Yale University lifted its lockdown and declared the campus safe after seven hours of a search for a gunman who may never have actually been there in the first place.

According to NBC Connecticut, at 9:48 a.m., police received a very brief 911 call from an anonymous person who said his roommate was heading to campus with a gun. The caller said nothing more and hung up after only several seconds on the line.

At least two people also reported seeing a gunman on the school's Old Campus, which became the "hot zone," the area where the gunman was believed to be. State police, local police, campus police, SWAT teams and more were on the scene searching for the potential shooter, but found nothing.

New Haven Police Chief Dean Esserman said the 911 call and shooter report was probably a hoax. He said there is no room for law enforcement to take a chance on a report that serious, so police will continue their room-by-room search.

"We don't have the luxury of going on a hunch, so we are gong to run this down to ground all the way," he said.

Officer David Hartman, a New Haven PD spokesman, said the 911 caller did not ID himself and only uttered one sentence on the line. Attempts to find his identity were unsuccessful.
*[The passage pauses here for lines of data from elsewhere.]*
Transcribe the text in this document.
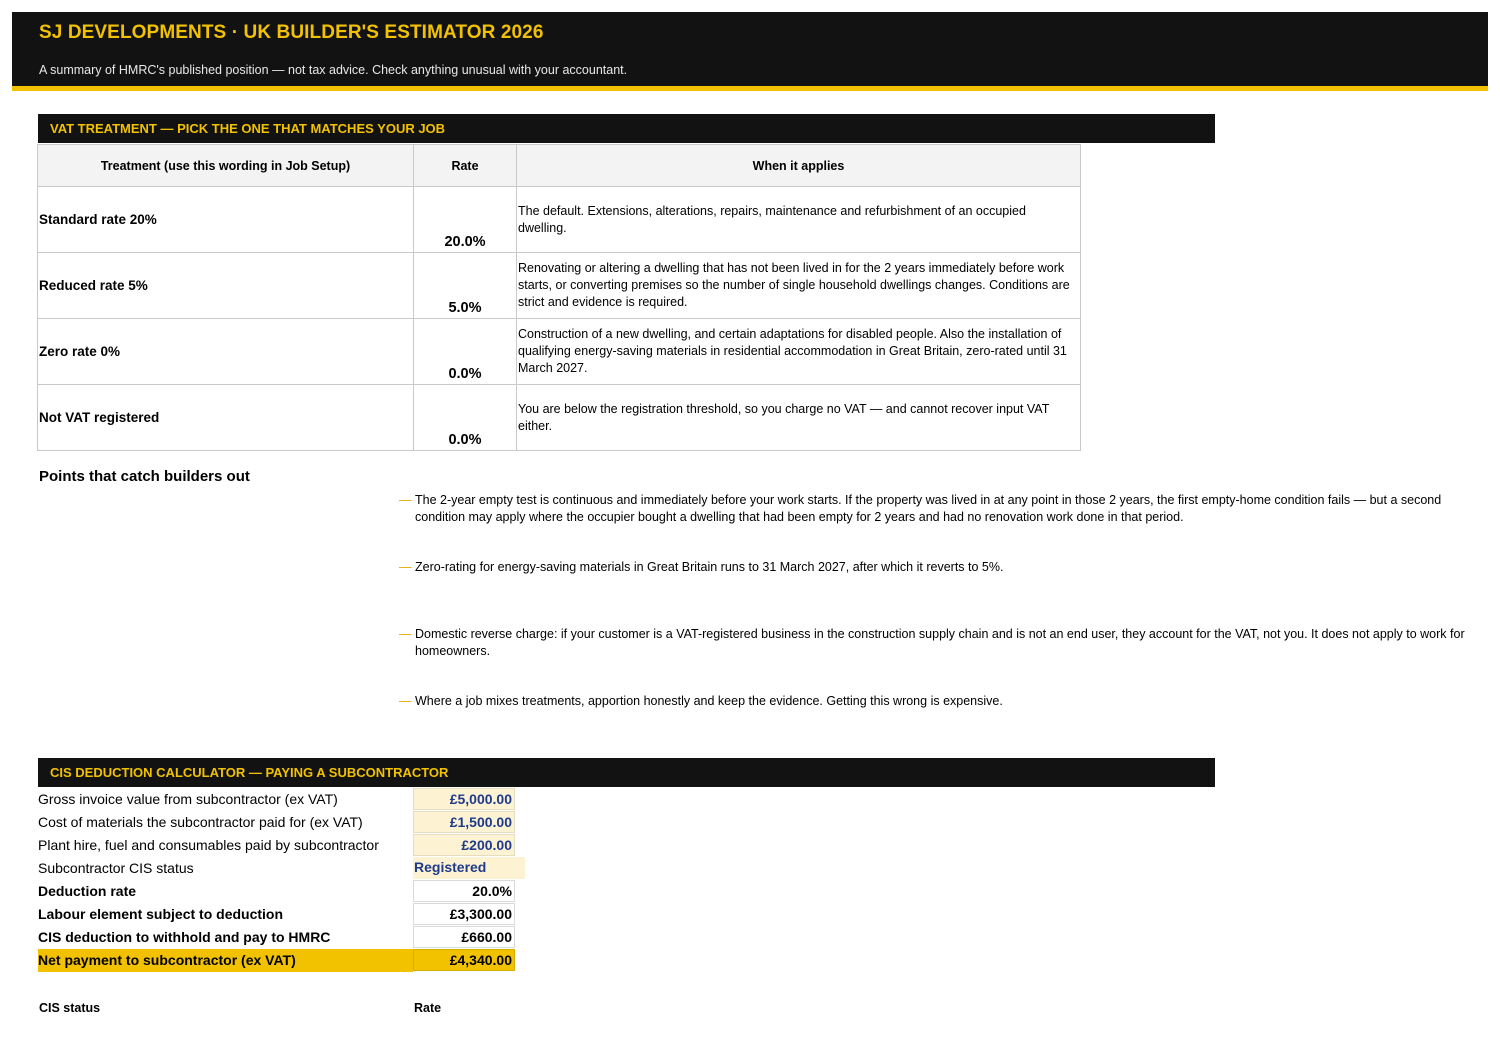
SJ DEVELOPMENTS · UK BUILDER'S ESTIMATOR 2026
A summary of HMRC's published position — not tax advice. Check anything unusual with your accountant.
VAT TREATMENT — PICK THE ONE THAT MATCHES YOUR JOB
Treatment (use this wording in Job Setup)	Rate	When it applies
Standard rate 20%	20.0%	The default. Extensions, alterations, repairs, maintenance and refurbishment of an occupied dwelling.
Reduced rate 5%	5.0%	Renovating or altering a dwelling that has not been lived in for the 2 years immediately before work starts, or converting premises so the number of single household dwellings changes. Conditions are strict and evidence is required.
Zero rate 0%	0.0%	Construction of a new dwelling, and certain adaptations for disabled people. Also the installation of qualifying energy-saving materials in residential accommodation in Great Britain, zero-rated until 31 March 2027.
Not VAT registered	0.0%	You are below the registration threshold, so you charge no VAT — and cannot recover input VAT either.
Points that catch builders out
— The 2-year empty test is continuous and immediately before your work starts. If the property was lived in at any point in those 2 years, the first empty-home condition fails — but a second condition may apply where the occupier bought a dwelling that had been empty for 2 years and had no renovation work done in that period.
— Zero-rating for energy-saving materials in Great Britain runs to 31 March 2027, after which it reverts to 5%.
— Domestic reverse charge: if your customer is a VAT-registered business in the construction supply chain and is not an end user, they account for the VAT, not you. It does not apply to work for homeowners.
— Where a job mixes treatments, apportion honestly and keep the evidence. Getting this wrong is expensive.
CIS DEDUCTION CALCULATOR — PAYING A SUBCONTRACTOR
Gross invoice value from subcontractor (ex VAT)	£5,000.00
Cost of materials the subcontractor paid for (ex VAT)	£1,500.00
Plant hire, fuel and consumables paid by subcontractor	£200.00
Subcontractor CIS status	Registered
Deduction rate	20.0%
Labour element subject to deduction	£3,300.00
CIS deduction to withhold and pay to HMRC	£660.00
Net payment to subcontractor (ex VAT)	£4,340.00
CIS status	Rate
However, Esserman said the search for the person who made the call is not over.

"I'm not, and Chief Higgins is not going to walk away and go home tonight until everybody we're responsible for keeping safe is safe," Esserman said in a news conference. "And thought it is starting to tilt in the direction of an innocent mistake, it started with a purposeful and malicious call and the New Haven Police are going to track down the person who made that call, we're going to find the person who made that call, we're going to put handcuffs on the person who made that call."

Yale police began a room-by-room search where they would slip their ID under the door before asking permission to enter. If needed, they would use keys to get in, but would still identify themselves.
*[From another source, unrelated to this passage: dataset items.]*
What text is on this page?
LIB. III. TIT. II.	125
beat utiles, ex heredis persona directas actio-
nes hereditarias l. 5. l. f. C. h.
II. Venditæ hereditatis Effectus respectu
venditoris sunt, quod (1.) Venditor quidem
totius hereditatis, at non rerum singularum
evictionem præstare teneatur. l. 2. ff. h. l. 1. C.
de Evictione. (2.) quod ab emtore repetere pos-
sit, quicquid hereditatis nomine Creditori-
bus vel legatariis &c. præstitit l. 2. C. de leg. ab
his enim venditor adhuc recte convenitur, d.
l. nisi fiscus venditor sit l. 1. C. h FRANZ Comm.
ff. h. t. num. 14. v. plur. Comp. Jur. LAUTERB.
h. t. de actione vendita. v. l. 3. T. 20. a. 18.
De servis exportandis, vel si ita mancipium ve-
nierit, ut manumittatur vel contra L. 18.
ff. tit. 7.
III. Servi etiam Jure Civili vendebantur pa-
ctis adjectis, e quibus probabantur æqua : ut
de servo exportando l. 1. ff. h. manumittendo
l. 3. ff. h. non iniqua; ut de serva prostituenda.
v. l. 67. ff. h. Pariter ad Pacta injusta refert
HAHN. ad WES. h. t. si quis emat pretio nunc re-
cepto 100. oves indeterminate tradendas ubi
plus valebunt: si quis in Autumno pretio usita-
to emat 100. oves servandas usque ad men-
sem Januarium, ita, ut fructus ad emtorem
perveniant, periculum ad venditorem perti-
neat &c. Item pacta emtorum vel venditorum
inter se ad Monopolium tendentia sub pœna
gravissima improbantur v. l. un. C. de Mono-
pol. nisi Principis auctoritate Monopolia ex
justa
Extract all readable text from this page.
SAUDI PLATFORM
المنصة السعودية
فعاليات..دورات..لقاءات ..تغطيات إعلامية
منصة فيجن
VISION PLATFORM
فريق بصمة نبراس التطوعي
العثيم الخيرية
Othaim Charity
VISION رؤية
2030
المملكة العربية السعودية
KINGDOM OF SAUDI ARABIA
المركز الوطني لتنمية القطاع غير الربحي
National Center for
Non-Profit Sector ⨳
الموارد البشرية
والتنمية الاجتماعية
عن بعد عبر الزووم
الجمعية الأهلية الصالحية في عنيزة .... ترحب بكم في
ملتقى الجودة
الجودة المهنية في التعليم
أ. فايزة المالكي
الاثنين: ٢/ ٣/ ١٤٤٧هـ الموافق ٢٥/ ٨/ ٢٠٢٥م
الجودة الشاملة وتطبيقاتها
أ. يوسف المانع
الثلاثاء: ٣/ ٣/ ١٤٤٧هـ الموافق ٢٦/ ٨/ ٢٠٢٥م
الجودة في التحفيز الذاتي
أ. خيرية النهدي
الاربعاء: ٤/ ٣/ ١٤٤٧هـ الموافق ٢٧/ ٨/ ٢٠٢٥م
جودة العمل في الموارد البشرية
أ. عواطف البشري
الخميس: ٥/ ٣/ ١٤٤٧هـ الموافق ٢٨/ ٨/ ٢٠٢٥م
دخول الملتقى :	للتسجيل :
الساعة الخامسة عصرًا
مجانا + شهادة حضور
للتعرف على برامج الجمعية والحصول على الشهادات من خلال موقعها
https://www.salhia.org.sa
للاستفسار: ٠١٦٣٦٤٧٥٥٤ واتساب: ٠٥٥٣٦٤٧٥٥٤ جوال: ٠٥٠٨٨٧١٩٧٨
The lockdown may be over, but the searching is not. Police believe the eyewitness accounts of the gunman were students spotting a police officer with a rifle and not realizing it. While police look for who was responsible for the call and for what triggered the eyewitness accounts, they will be thankful for no injuries or shots fired.

"Nobody has been hurt, nobody has been found, but the day is hardly over," Esserman said. "Because, until we are satisfied that perhaps a police officer was mistakenly seen with a gun, and not a civilian seen with a gun, we are going to err on the side of caution."